Per fortuna esistono modelli della consistenza di un
gommone, pare vadano per la maggiore nei partouze, mi vergognavo un po’ quando
andavo ad acquistarli in farmacia. Ma se alle altre la cosa non procurava alcun fastidio – in
fondo era per loro un risparmio – la mancanza di fiducia verso il suo
preservativo l’aveva infastidita. Fece comunque tutto quel che c’era da fare,
lo fece con meccanica silenziosa professionalità, poi rimise gli slip e calò il
sipario della minigonna rossa, e con un ciao distratto tornò caracollando alla
sua Fiesta, dove l’avevo riaccompagnata. Proprio non riusciva a prendere
confidenza con i tacchi a spillo.
A parte il saluto, mi disse solo che si chiamava Anna
ed era di Atene – il luogo di provenienza e il nome li chiedo sempre –, e forse
per quest’unica ragione ritornai la settimana successiva: mi piaceva l’idea di
fare sesso con una concittadina di Pericle, Socrate e Platone, non una
provinciale come Aristotele. Incrociando le dita accettai di farmi infilare il
suo anonimo preservativo, e dopo avere scopato il ciao ci vediamo fu
accompagnato da un sorriso. “Ciao Anna, a presto!” risposi io.
Mantenni naturalmente la parola, dopo tre giorni ero
già lì. Fu la volta dell’avventura. Mentre eravamo intenti in ciò che si fa e
di norma non si racconta, spuntarono da dietro i fari di un'automobile con a bordo tre persone, una di loro impugnava una pila che puntava nella nostra direzione. “Scappa, scappa: sono
la ronda padana!” strillò Anna. Completamente nudo dal busto in giù, misi in
moto. Il sedile era ancora reclinato e non era facile guidare a questo modo, a
piedi nudi poi, ma dopo un breve inseguimento – l’adrenalina della fuga aveva
mantenuto salda l’erezione – riuscii a seminare la ronda padana. “Bravo!” mi
disse Anna, e questa volta il tono della voce sembrava convinto.
Ci furono in seguito altri incontri, su cui si
proiettava l’imprinting di quella fuga: “Ti ricordi?”, e ridevamo. Una solida
complicità si era stabilita tra noi, come nei reduci di tutte le guerre. Nel caso fosse occupata, attendevo che si liberasse al Garden Caffè di Lurago d’Erba, dove facevano ottimi cocktail e mi
ero fatto degli amici; con uno, Gigio, andammo a vedere una partita di basket a Cantù, della cui squadra era tifoso sfegatato. Per giustificare la mia continua
presenza avevo raccontato di avere la fidanzata a Erba.
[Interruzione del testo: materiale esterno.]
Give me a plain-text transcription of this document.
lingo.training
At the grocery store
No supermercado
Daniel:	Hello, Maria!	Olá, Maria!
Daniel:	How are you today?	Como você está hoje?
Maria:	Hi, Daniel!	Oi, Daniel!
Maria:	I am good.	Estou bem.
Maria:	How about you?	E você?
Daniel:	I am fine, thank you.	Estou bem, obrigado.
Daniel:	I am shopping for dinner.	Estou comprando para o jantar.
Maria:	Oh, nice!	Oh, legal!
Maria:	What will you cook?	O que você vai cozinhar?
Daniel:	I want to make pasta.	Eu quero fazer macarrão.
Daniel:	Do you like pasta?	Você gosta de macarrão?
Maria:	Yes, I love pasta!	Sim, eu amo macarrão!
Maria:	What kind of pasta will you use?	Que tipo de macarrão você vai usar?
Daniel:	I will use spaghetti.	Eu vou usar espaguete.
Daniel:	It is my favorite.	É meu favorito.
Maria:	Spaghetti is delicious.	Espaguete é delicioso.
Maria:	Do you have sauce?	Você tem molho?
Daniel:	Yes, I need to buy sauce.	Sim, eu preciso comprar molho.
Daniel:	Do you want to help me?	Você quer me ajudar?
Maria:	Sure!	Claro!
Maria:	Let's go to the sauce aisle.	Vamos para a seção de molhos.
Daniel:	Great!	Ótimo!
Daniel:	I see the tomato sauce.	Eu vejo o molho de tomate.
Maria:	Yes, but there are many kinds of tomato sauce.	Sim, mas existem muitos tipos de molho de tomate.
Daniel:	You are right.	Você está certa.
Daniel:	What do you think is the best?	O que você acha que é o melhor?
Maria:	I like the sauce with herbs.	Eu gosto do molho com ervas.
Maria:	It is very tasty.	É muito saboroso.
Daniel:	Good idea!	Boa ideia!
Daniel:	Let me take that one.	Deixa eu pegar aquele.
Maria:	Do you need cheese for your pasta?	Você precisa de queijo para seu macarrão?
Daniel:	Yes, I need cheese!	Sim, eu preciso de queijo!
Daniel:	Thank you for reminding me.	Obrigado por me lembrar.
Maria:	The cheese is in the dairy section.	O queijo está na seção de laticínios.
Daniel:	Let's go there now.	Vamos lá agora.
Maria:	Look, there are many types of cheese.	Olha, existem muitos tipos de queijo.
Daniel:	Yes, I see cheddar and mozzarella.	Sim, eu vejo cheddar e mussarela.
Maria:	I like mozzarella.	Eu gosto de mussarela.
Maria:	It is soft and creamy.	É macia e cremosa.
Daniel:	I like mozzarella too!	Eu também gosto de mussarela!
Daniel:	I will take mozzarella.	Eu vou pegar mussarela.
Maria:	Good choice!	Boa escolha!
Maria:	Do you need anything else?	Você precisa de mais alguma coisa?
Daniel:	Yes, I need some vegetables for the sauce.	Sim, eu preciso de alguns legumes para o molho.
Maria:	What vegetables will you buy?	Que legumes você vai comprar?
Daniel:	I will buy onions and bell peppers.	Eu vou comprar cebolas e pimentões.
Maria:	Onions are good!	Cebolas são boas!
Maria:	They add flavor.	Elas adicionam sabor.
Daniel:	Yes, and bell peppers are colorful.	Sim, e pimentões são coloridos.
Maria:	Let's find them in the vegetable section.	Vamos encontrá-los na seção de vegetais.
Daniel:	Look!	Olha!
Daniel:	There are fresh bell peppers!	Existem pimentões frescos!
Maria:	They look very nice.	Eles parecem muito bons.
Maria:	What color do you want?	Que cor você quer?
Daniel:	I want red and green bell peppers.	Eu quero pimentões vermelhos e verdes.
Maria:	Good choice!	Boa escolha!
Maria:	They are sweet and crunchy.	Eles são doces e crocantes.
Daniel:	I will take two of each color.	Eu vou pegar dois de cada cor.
Particolare non poi così
lontano dalla realtà, nella mia percezione almeno.
Se il tempo dedicato al sesso era sempre quello, roba
da una manciata di minuti e via, come si dice una sveltina, crebbe progressivamente
il tempo della parola, rigorosamente successivo. Venni così a sapere che aveva
lasciato la Grecia a causa della crisi economica del 2009. Un lavoro le era
rimasto, ad altri era andata peggio, faceva la segretaria da un commercialista,
credo avesse studiato ragioneria o qualcosa del genere. Ma il clima opprimente
e ciò che si raccontava dell’Italia la indussero a partire, prima non si era
mai prostituita. Con i soldi messi da parte, oltre
all’acquisto della Fiesta, intendeva tornare in Grecia e prendersi una villetta
vicino al mare, farsi una famiglia, avere dei figli e naturalmente un marito.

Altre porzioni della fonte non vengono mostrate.